Bone Cancer: Part 3: PET-CT Followup in Kirk's Office





Kirk (see photo) said that the PET/CT Scan showed two areas where cancer is likely. One is the ping pong ball lesion on her ilium that we already knew about; the other is a spot in her pancreas that we didn't know about. Although Kirk assured us that her life can be prolonged, I later learned online that her odds of surviving until next year are only 10%. 

During our visit with him, she asked that Kirk do the following: 

(1) Prescribe something for her rapidly worsening pain. (He gave her Tylenol with Codeine, and told her to let him know when she needs something stronger.) 

(2) Put a note in her chart saying that she wants to begin the process of obtaining life-ending medication through the Oregon Death with Dignity Act. He readily agreed to do this, and added that it's best to apply early (perhaps, he was thinking of instances in which people have been accused of goading a sick relative into suicide).

When we got up the next morning, the results of the blood tests that she had on her way to Kirk's office were online. They were normal with the sickening exception of the CA 19-9 pancreatic tumor marker. The normal value for this test is 37; Peggy scored +1000.

As we were leaving Kirk's office the previous day, my eyes had met his, and I saw in them an expression of horror unlike anything I've ever seen on anyone. I couldn't imagine the reason for this because I had thought that, since Peggy's body wasn't riddled with tumors, we had years, together, rather than months. When I got home and googled pancreatic cancer survival rates, I knew the reason for his anguish.

For decades, he has never seen one of us without also seeing the other, but I fear that we're nearing a time when, for however long I live, I will see him alone. 

I was working on my grocery list while waiting for Kirk to enter the exam room. When I turned the paper over to write on the back, I found a poem that I had written in the late '70s. When Kirk arrived, Peggy shared it with him, and he spent a long moment pondering it.

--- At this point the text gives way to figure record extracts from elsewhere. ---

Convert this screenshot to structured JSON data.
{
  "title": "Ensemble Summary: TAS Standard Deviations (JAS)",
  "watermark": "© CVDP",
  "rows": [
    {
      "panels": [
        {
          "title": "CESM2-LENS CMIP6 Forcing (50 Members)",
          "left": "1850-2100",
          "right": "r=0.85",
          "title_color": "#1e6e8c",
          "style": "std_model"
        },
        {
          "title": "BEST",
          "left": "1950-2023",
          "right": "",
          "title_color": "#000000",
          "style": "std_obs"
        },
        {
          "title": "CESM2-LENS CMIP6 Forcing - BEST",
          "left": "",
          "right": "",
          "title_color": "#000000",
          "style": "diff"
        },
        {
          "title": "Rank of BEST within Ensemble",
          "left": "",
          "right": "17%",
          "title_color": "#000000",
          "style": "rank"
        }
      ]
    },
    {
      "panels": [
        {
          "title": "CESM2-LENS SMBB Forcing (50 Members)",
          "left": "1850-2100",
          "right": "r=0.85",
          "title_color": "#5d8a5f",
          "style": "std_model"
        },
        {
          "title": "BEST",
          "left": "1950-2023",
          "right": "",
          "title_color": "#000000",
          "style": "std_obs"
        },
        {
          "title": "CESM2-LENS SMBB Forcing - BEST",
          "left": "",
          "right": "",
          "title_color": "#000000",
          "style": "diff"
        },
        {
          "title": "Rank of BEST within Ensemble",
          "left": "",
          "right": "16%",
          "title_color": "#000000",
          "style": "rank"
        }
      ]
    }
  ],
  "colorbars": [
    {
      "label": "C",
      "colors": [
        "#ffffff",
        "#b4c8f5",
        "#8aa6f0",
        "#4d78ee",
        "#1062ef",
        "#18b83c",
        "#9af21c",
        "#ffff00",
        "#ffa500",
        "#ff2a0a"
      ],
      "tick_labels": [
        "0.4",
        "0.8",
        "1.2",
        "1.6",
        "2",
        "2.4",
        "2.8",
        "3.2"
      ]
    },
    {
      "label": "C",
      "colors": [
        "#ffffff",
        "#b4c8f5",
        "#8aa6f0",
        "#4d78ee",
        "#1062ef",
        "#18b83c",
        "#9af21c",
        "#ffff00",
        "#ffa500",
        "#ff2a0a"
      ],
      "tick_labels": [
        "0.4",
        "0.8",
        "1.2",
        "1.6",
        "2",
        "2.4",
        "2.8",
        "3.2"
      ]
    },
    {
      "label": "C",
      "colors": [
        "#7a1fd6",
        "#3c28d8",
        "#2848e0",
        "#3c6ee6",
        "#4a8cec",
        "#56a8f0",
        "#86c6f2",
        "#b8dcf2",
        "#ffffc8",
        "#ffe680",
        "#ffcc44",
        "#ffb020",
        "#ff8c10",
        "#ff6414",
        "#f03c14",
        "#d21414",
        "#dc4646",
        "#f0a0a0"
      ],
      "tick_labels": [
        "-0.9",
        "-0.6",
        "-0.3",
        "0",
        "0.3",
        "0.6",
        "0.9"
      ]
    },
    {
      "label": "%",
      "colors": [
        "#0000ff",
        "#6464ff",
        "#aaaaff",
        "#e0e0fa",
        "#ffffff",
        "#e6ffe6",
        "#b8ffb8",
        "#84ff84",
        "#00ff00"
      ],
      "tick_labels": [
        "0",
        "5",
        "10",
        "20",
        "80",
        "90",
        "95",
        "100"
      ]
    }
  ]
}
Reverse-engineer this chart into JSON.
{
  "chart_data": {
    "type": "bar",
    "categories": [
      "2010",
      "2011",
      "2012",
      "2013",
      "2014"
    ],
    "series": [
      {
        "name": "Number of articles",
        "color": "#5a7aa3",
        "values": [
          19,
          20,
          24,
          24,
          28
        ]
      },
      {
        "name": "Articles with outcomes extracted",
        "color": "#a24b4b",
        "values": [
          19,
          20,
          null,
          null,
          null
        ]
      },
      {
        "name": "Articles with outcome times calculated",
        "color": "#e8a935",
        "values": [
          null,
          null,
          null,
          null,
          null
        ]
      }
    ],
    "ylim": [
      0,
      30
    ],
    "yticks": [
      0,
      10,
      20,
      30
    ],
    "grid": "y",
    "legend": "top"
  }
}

I would take Peggy's disease into my body in a heartbeat and count myself lucky to do it, so why is it that I cannot escape the selfishness of continually thinking of my own pain? 

11 comments:

Strayer said...

Oh no, Snow. I'm so sorry. For Peggy and for you.

Ruby End said...

Because your love is so deep and strong it is encompassing you, this is not to Peggy's detriment, it's not selfish, it's a natural reaction, and will consequently serve you both better in the coming months, for those who hide their own pain and feelings most can often become numbed by it. Hold each other tight. I know people who have had cancer in the past five years and with treatment they went into remission. They needed three lots but despite their age (the older is 78 the younger 67) they're both doing really well. Hold on to possibility and how Strong a lady Peggy is. Sending all my love and more ❤️ Xxxx

Elephant's Child said...

It sounds to me as if her pain is already past Tylenol and Codeine. I hope I am wrong or that Kirk will quickly prescribe additional pain control measures.
I am so glad that you have the option of death with dignity. It is not yet possible where I live
Hugs. And hopes.

kylie said...

When a couple have been together a long time and are close, there's no "my pain" and "your pain"
Your reactions are valid and in the intensity of the diagnosis I'm sure you're in for a washing machine of emotion.
Peggy's request to make provisions for death with dignity has come early. I'm impressed with her clarity.
I'm so sorry about this. It's devastating

ellen abbott said...

Well, fuck, Snow. Of course you are thinking of your own pain. It does not mean that you aren't also consumed by Peggy's and the horrible months ahead of you both. Peggy's pain will end, your's will continue. No words can be said that will ease any of this for you.

hannah jane said...

I'm so sorry to hear about this incredibly sad news. I am thinking about you both.

How do we know said...

So, so sorry to read about this!! No words. Just.. sorry.

How do we know said...

Just read the 3 posts one after another. What an absolute nightmare!!! Am so, so sorry!! The journey itself was so full of anxiety. You and Peggy will be in my prayers. A LOT.

mimmylynn said...

Please let Peggy know that i wish for her pain to be made bearable. I can feel your pain in your writing Snow. I do not have the words necessary to ease your pain. I am so sorry that you both have to go through this.

angela said...

I am so sorry for what you are both going through
Cancer has touched our lives so many times and it’s never easy
A friend of mine had pancreatic cancer and she too decided to end her life on her terms. I think having a disease that you cannot control, makes your choice to pass, more significant. It’s saying to the disease that I’m not giving you all my power. I’m keeping some for myself
Sending you both hugs from across the world

mimmylynn said...

You and Peggy have been strongly on my mind. Please know that so many of us care.